The agency’s rebuff came early this year after months of back and forth between bank executives and staff at two regulators—the FDIC and the Office of the Comptroller of the Currency (OCC). The FDIC is the principal federal regulator for New York Community while the OCC oversees Flagstar.
“No one at the FDIC was comfortable recommending a merger approval for these guys,” one source said. “The banks got the message.”
Instead of abandoning the merger, though, the banks restructured it in April so the OCC would be the primary regulator to review the deal and would oversee the company post merger.
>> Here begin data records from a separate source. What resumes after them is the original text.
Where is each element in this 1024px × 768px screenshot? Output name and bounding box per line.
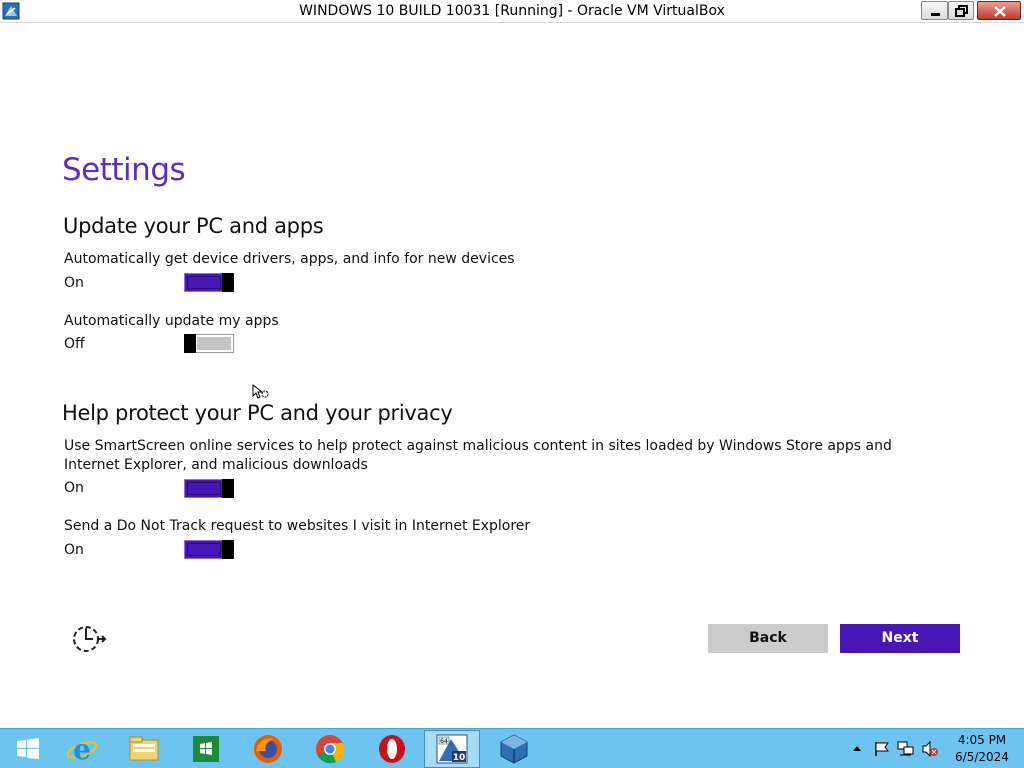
volume-muted-icon[interactable] bbox=[921, 741, 939, 757]
clock-time: 4:05 PM bbox=[957, 733, 1007, 747]
setting-state-update-apps: Off bbox=[64, 336, 85, 352]
network-icon[interactable] bbox=[897, 741, 915, 757]
opera-icon bbox=[379, 735, 405, 763]
update-apps-toggle[interactable] bbox=[184, 334, 234, 353]
device-drivers-toggle[interactable] bbox=[184, 273, 234, 292]
setting-state-smartscreen: On bbox=[64, 480, 84, 496]
svg-text:64: 64 bbox=[440, 738, 448, 745]
taskbar-firefox[interactable] bbox=[240, 730, 296, 768]
mouse-cursor-icon bbox=[252, 384, 269, 399]
virtualbox-icon bbox=[500, 734, 528, 764]
section-title-privacy: Help protect your PC and your privacy bbox=[62, 401, 453, 425]
file-explorer-icon bbox=[129, 736, 159, 761]
taskbar-clock[interactable]: 4:05 PM 6/5/2024 bbox=[952, 732, 1012, 766]
internet-explorer-icon: e bbox=[66, 733, 98, 765]
setting-state-do-not-track: On bbox=[64, 542, 84, 558]
windows-10-vm-icon: 64 10 bbox=[436, 734, 468, 764]
chrome-icon bbox=[316, 735, 345, 764]
close-icon bbox=[994, 6, 1006, 17]
section-title-update: Update your PC and apps bbox=[63, 214, 324, 238]
setting-label-device-drivers: Automatically get device drivers, apps, … bbox=[64, 251, 515, 267]
taskbar-opera[interactable] bbox=[364, 730, 420, 768]
clock-date: 6/5/2024 bbox=[955, 750, 1009, 764]
windows-store-icon bbox=[193, 736, 219, 762]
setting-label-do-not-track: Send a Do Not Track request to websites … bbox=[64, 518, 531, 534]
toggle-knob bbox=[222, 479, 234, 498]
setting-label-update-apps: Automatically update my apps bbox=[64, 313, 279, 329]
page-title: Settings bbox=[62, 152, 186, 188]
taskbar-file-explorer[interactable] bbox=[116, 730, 172, 768]
setup-settings-page: Settings Update your PC and apps Automat… bbox=[0, 24, 1024, 728]
next-button[interactable]: Next bbox=[840, 624, 960, 653]
window-title: WINDOWS 10 BUILD 10031 [Running] - Oracl… bbox=[299, 3, 725, 19]
taskbar-internet-explorer[interactable]: e bbox=[54, 730, 110, 768]
windows-start-icon bbox=[17, 738, 39, 759]
do-not-track-toggle[interactable] bbox=[184, 540, 234, 559]
back-button[interactable]: Back bbox=[708, 624, 828, 653]
svg-text:e: e bbox=[73, 733, 91, 765]
taskbar-chrome[interactable] bbox=[302, 730, 358, 768]
minimize-button[interactable] bbox=[921, 1, 948, 20]
toggle-knob bbox=[222, 540, 234, 559]
toggle-knob bbox=[222, 273, 234, 292]
taskbar-windows-10-vm[interactable]: 64 10 bbox=[424, 730, 480, 768]
taskbar-virtualbox[interactable] bbox=[486, 730, 542, 768]
restore-button[interactable] bbox=[948, 1, 974, 20]
setting-state-device-drivers: On bbox=[64, 275, 84, 291]
setting-label-smartscreen: Use SmartScreen online services to help … bbox=[64, 438, 892, 473]
taskbar: e 64 10 4:05 PM 6/5/2024 bbox=[0, 728, 1024, 768]
ease-of-access-icon[interactable] bbox=[70, 624, 108, 654]
svg-text:10: 10 bbox=[453, 753, 466, 763]
minimize-icon bbox=[931, 13, 940, 16]
smartscreen-toggle[interactable] bbox=[184, 479, 234, 498]
firefox-icon bbox=[254, 735, 282, 763]
toggle-knob bbox=[184, 334, 196, 353]
action-center-flag-icon[interactable] bbox=[873, 741, 891, 757]
show-hidden-icons-icon[interactable] bbox=[851, 743, 863, 753]
taskbar-windows-store[interactable] bbox=[178, 730, 234, 768]
restore-icon bbox=[955, 5, 968, 17]
window-titlebar[interactable]: WINDOWS 10 BUILD 10031 [Running] - Oracl… bbox=[0, 0, 1024, 23]
start-button[interactable] bbox=[0, 730, 56, 768]
close-button[interactable] bbox=[977, 1, 1021, 20]
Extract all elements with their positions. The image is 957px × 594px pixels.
The OCC is generally considered the most permissive bank regulator in allowing industry tie-ups.
As part of that announcement, New York Community and Flagstar extended their merger agreement to October 31, 2022. Both banks declined to comment about the FDIC staff comments and the reasoning behind their deals’ restructuring.
The banks might be mistaken if they think they can get their deal approved by sidestepping the FDIC, said Jeremy Kress, a law professor at the University of Michigan.
“There are a few clear-cut issues that can lead bank regulators to deny a merger request, and weak management is one of those issues,” Kress said. “If the FDIC finds faults with a bank’s management, I would expect the OCC is going to find those same faults.”
The Capitol Forum reported this month that DOJ is considering whether to bring a racial discrimination case against Flagstar after regulators determined that the bank’s Black customers paid more for home loans than other borrowers. In the near term, DOJ’s redlining probe, which will likely take several months, will cast the longest shadow over the Flagstar deal, said two sources familiar with the federal reviews.
Still, the same fair lending issues at the center of the Justice Department probe are what drew FDIC scrutiny, sources said.
Even without the allegations, the banks might undergo a more rigorous OCC review than in the past because the agency has become more skeptical of mergers. Michael Hsu, the regulator’s acting head, has said bank merger rules are too lax.
“The frameworks for analyzing bank mergers need updating,” he said at a speech in May. “Without enhancements, there is an increased risk of approving mergers that diminish competition, hurt communities or present systemic risks.”
The FDIC is looking to toughen bank merger rules. Banks that result from a tie-up “should provide greater public benefit than the existing entities,” according to Acting FDIC Chair Martin Gruenberg and Rohit Chopra, the head of the Consumer Financial Protection Bureau (CFPB). Chopra and the OCC’s Hsu have seats on the FDIC Board.
The FDIC is weighing public comments as it considers a new merger review standard.